The second and more dispelling problem is with the postconditions. same_type will fail! It's possible for immutable and mutable strings to be declared as being equal, after all most of the time it's the content a program wants to compare and not the object reference. It is an argumentative point if two related but different objects can be equal, with accordance to the EMCA informative text.

"..default_is_equal is frozen, always returning the value of field-by-field identity comparison (for not-void other); any class may, on the other hand, redefine is_equal, in accordance with the pre- and postconditions, to reflect a more specific notion of equality."

Should it really matter then that the objects being compared actually be of the same type, when the result of is_equal yields True? The post-conditions are too strong, forbidding two disparate from being compared in valid domain context.

Optimizations

The mutable versions of the string class should convert to, and cache, an immutable variant of a string upon an initial request. Once the mutable string's content is modified the cached immutable string is to invalidated.

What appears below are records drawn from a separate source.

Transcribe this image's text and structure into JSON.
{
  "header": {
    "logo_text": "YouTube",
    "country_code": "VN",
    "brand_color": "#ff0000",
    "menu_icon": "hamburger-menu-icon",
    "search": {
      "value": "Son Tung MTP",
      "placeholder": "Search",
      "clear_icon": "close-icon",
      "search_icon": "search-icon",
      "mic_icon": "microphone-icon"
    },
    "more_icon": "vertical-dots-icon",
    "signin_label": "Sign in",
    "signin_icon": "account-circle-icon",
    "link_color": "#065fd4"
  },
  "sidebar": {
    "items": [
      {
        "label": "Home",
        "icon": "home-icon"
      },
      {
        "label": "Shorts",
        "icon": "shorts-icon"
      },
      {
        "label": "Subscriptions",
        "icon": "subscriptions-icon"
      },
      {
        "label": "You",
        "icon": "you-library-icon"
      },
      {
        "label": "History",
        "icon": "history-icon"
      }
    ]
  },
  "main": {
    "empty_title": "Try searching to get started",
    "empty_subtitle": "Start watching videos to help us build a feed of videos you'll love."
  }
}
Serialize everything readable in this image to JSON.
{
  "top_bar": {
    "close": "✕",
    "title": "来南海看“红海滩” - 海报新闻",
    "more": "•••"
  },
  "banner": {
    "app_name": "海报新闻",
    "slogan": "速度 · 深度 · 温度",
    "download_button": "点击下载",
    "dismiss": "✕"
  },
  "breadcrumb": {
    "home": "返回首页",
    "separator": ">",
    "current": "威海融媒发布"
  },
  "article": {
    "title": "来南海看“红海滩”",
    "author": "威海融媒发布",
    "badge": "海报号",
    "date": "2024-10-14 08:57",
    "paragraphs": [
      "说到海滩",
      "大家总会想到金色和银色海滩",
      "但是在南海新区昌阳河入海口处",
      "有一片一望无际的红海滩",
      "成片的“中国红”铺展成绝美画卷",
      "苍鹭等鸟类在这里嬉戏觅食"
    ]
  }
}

The next request to convert the mutable string to an immutable variant would yield a new immutable string reference.

A Common Ancestor

Just as STRING_GENERAL is available now, a more abstract implementation is required to implement the features available for all string variants. That is; mutable, immutable and 8 and 32 bit versions of each. In the interest of backwards compatibility the use of STRING_GENERAL is not a viable solution. A proposed ABSTRACT_STRING will instead be put forth for the real general purpose string class.

ABSTRACT_STRING should contain a number of the routines moved up STRING_GENERAL and STRING_GENERAL</code> will hence forth derived ABSTRACT_STRING. The routines that will not be resident in ABSTRACT_STRING will be anything pertaining to mutating the internal representation.

Is There a Need to STRING_8 and STRING_32

Of course in outlining such a proposal you have to ask the relevance of augments/patching (it depends on your views) Eiffel with immutable strings. Should Eiffel just have immutable strings? It's been discussed that there should be mutable and immutable variants of STRING. Deviating from this a moment and looking at the best possible scenario for implementing immutable strings - make mutable strings a thing of the past!

So many other languages have chosen to use a immutable string as their fundamental string type. For optimization in creating new strings or piecing parts of strings together a string builder is used. Under .NET there is the immutable System.String and optimized builder System.Text.StringBuilder. In Java the exact same story; String is an immutable string and StringBuffer is used to optimally create immutable strings.

Yes, choosing such a option would break existing code. But we have to respect that trying to patch rather than change, often causes more problems that breaking code. With code breaking changes there should always be assistants available to help user migrate.

As simple first step is to change all STRING_8 and STRING_32 into STRING_BUILDER_8 and STRING_BUILDER_32, or indeed a unified STRING_BUILDER for manipulating any sized string. The breaking changes can be minimized and all future use of STRING_8 and STRING_32 are known to be immutable.

Should Eiffel follow suit and depreciate the existing implementation of STRING_8 and STRING_32, in order to favor immutable strings and string builder(s)?